When the milk is heated, rennet is added to curdle it, and the curd is cut twice. The curd is then drained, and packed into moulds. The moulds are let stand in a warm room for 24 hours, during which they are turned several times. The cheese is then unmoulded, washed, and salted. The cheese is let ripen for 3 to 4 months, during which it is washed several times.
Some of the yellow-orange colouring on the rind crust comes from a bacteria called “Bacteria linens“, but to reinforce the colour, the final wash is done with water coloured with annatto.

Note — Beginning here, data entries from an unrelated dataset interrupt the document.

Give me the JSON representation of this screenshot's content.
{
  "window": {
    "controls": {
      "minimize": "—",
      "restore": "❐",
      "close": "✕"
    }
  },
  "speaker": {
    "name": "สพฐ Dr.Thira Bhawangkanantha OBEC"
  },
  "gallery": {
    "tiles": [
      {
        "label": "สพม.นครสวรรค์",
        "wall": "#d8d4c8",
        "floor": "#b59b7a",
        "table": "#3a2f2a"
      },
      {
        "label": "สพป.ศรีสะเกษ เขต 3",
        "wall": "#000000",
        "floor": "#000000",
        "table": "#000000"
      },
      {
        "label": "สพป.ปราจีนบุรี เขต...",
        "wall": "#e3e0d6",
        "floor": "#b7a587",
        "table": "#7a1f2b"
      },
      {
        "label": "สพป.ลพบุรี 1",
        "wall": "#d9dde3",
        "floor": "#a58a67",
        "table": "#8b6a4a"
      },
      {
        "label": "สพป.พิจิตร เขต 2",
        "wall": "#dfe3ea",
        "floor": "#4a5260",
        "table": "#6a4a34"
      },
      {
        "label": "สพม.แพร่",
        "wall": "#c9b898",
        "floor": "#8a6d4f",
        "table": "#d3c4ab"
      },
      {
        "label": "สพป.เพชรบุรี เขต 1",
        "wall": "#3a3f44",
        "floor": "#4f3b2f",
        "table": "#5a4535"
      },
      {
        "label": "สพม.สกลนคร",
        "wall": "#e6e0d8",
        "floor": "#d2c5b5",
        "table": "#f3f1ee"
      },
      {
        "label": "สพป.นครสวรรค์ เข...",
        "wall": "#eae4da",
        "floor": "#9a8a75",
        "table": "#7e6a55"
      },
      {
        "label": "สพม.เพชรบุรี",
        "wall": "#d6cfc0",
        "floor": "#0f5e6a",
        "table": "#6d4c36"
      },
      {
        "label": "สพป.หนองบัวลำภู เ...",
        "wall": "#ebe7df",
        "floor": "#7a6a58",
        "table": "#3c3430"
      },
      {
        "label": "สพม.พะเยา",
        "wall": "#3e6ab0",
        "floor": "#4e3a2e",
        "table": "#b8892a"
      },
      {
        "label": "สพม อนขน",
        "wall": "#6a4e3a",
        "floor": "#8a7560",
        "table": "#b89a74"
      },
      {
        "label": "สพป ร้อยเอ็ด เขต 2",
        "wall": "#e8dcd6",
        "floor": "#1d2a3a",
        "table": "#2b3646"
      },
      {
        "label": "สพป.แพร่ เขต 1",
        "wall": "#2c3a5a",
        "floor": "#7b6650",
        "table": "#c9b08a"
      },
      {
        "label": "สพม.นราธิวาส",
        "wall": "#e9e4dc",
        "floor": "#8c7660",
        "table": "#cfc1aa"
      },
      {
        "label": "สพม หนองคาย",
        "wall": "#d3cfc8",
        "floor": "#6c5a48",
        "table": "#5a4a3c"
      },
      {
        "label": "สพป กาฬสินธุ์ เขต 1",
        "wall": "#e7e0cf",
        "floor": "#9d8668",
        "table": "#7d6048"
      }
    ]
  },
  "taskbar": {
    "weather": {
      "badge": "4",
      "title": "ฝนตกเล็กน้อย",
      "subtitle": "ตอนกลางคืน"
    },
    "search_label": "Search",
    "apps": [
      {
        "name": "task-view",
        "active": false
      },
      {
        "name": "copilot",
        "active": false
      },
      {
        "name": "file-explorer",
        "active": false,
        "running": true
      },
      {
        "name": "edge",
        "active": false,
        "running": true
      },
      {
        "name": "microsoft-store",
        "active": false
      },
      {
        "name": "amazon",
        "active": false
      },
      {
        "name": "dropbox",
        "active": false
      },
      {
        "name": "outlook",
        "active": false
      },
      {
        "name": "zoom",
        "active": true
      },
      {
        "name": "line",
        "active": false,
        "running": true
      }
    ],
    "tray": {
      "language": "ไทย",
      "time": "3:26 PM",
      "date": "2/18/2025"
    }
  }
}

Each cheese is about 12 cm wide by 5 cm tall (5 inches x 2 inches), and weighs about 230 g (8 oz.).
A half-one is sometimes called a “Petit-Lisieux.”
If a Livarot Cheese is so ripe that it smells like ammonia, it is past it. Discard.
Livarot Cheese consists of 40% butterfat.
¼ of a cheese is 60 g, ½ a cheese is 120 g, ¾ of a Livarot is 135 g
Some think that Livarot is the cheese that was called “Angelot” in the 1200s. Some date it back to the late 1600s.
It was described in print in 1708 by Thomas Corneille. The cheese was definitely known by the name “Livarot” at the end of the 1800s.
Traditionally, the cheese was just 10 to 15% butterfat, but the butterfat content was raised in the mid-1900s. The paper binding (originally rush leaves) is now an anachronism; it was originally meant to reinforce the lower-fat version of the cheese which had less body.
A producers’ association of Livarot Cheese was formed in April 1970. The cheese received its French AOC 1975.
Literature & Lore
Owing to the colour of Livarot Cheese and the number of bands, the cheese was dubbed in French “Le Colonel” (based on French Army uniforms.)